Does money corrupt? A controversial study explores the effects of money on human behavior
What is it about being wealthy that might make people behave differently?
Is it the feeling of societal advantage? Or maybe it's the belief that wealth is proof of hard work, and therefore comes with certain entitlements.
A PBS "News Hour" report titled “Money on the Mind” explores these concepts and more, attempting to zero in on how and why money affects attitudes and behavior.
Citing the research of Paul Piff, a doctoral student in psychology at the University of California, Berkeley, the report claims that having more money typically leads to more aggressive, selfish and “morally reprehensible” behavior.

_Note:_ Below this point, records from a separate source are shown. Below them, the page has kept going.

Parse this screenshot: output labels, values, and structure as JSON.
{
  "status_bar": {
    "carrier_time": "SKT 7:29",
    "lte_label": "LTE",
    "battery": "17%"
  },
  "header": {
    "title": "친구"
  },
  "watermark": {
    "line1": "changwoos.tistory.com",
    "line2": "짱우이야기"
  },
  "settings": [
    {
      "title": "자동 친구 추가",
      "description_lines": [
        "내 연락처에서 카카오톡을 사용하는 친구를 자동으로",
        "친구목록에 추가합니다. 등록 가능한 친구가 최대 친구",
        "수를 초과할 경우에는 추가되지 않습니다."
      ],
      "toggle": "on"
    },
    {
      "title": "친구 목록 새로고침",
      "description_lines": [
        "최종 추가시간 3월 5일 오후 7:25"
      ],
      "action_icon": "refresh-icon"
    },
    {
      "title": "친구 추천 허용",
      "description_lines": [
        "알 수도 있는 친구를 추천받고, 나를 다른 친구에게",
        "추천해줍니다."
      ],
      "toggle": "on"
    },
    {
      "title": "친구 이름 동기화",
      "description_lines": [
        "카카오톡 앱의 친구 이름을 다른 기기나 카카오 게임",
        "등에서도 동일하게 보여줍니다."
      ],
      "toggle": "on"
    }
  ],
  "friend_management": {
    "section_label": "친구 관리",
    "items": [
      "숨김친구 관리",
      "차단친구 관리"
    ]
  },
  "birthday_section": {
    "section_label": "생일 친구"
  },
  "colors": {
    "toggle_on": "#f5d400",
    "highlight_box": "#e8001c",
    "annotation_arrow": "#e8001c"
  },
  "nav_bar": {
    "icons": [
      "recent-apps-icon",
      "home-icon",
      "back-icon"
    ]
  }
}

By asking the study’s participants to perform seemingly mundane tasks, like playing Monopoly and other dice games, the researchers tested what the mind does to make sense of advantage or disadvantage.
The results were rather alarming.
“You become less attuned to all of the other things that contributed to you being in the position that you’re in,” Piff said about the “advantaged” test subjects in the report, noting that the participants given the upper-hand showed sings of increased greed and a lack of empathy.

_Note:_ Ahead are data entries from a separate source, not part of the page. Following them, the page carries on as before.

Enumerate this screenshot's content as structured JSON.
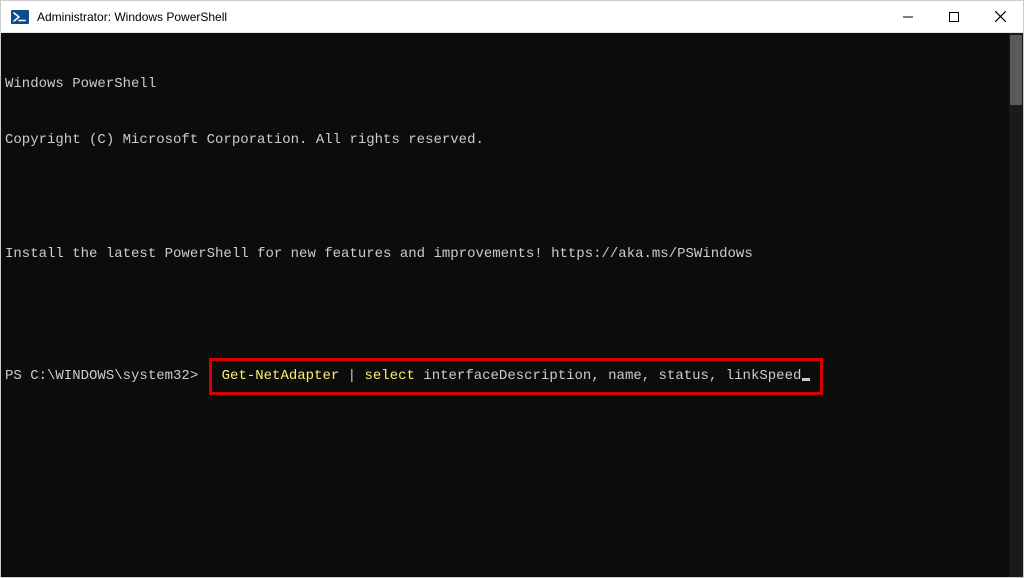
{
  "window": {
    "title": "Administrator: Windows PowerShell"
  },
  "terminal": {
    "header_line1": "Windows PowerShell",
    "header_line2": "Copyright (C) Microsoft Corporation. All rights reserved.",
    "install_line": "Install the latest PowerShell for new features and improvements! https://aka.ms/PSWindows",
    "prompt": "PS C:\\WINDOWS\\system32>",
    "command": {
      "cmdlet": "Get-NetAdapter",
      "pipe": " | ",
      "select": "select",
      "args": " interfaceDescription, name, status, linkSpeed"
    }
  }
}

Another startling conclusions from the study was that wealthier people are more likely to endorse unethical behavior, such as stealing at work.
“One of the things that money does is it comes with a set of values,” UC Berkeley psychologist Dacher Keltner told "News Hour." “One of them is (that) generosity is for suckers and greed is good.

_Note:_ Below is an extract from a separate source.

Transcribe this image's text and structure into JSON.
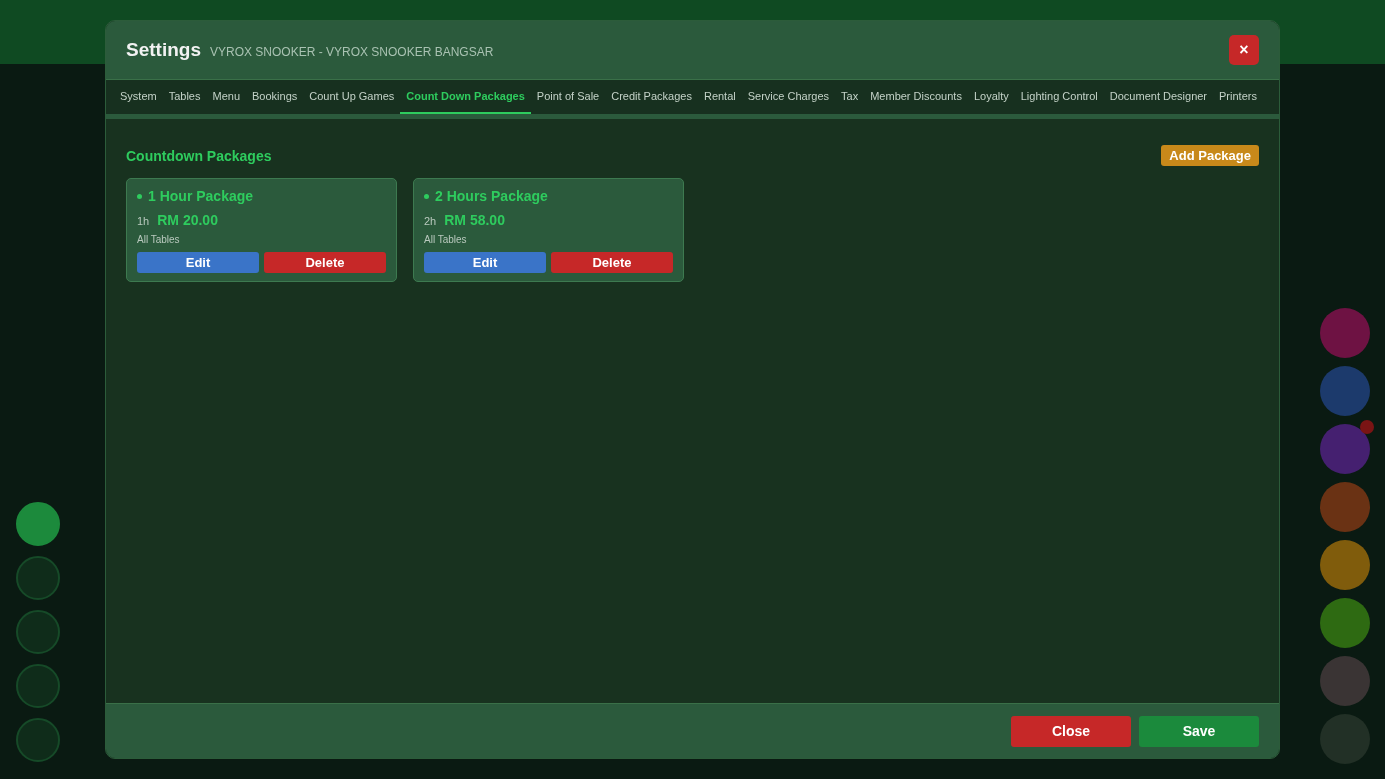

“But it turns out there is a lot of new data that shows if you’re generous and charitable and altruistic you’ll live longer, you’ll feel more fulfilled, you’ll feel more expressive of who you are as a person. You probably will feel more control and freedom in your life.”
The video points out, however, that there are plenty of billionaires — such as Warren Buffett and Bill Gates — who have pledged to give their wealth to charity, showing that the findings are, at minimum, not universal.
The study — and its researchers — have come under heavy criticism for its controversial conclusions.
“We published these studies in relatively obscure scientific journals, and literally the next day we were getting hundreds of emails from around the world, and a lot quite hostile,” Keltner told the segment’s host, Paul Soloman.
When charged that the findings were tainted by a liberal agenda to criticize the rich, Piff comments that he hears the “Berkeley, idiot scientist who’s finding what they expect to find” criticism all the time.
“Let me tell you,” he told Soloman, “We did not expect to find this.”
“Our findings apply to both liberals, conservatives,” he continued. “It doesn’t matter who you are. If you’re wealthy, you’re more likely to show these patterns of results.”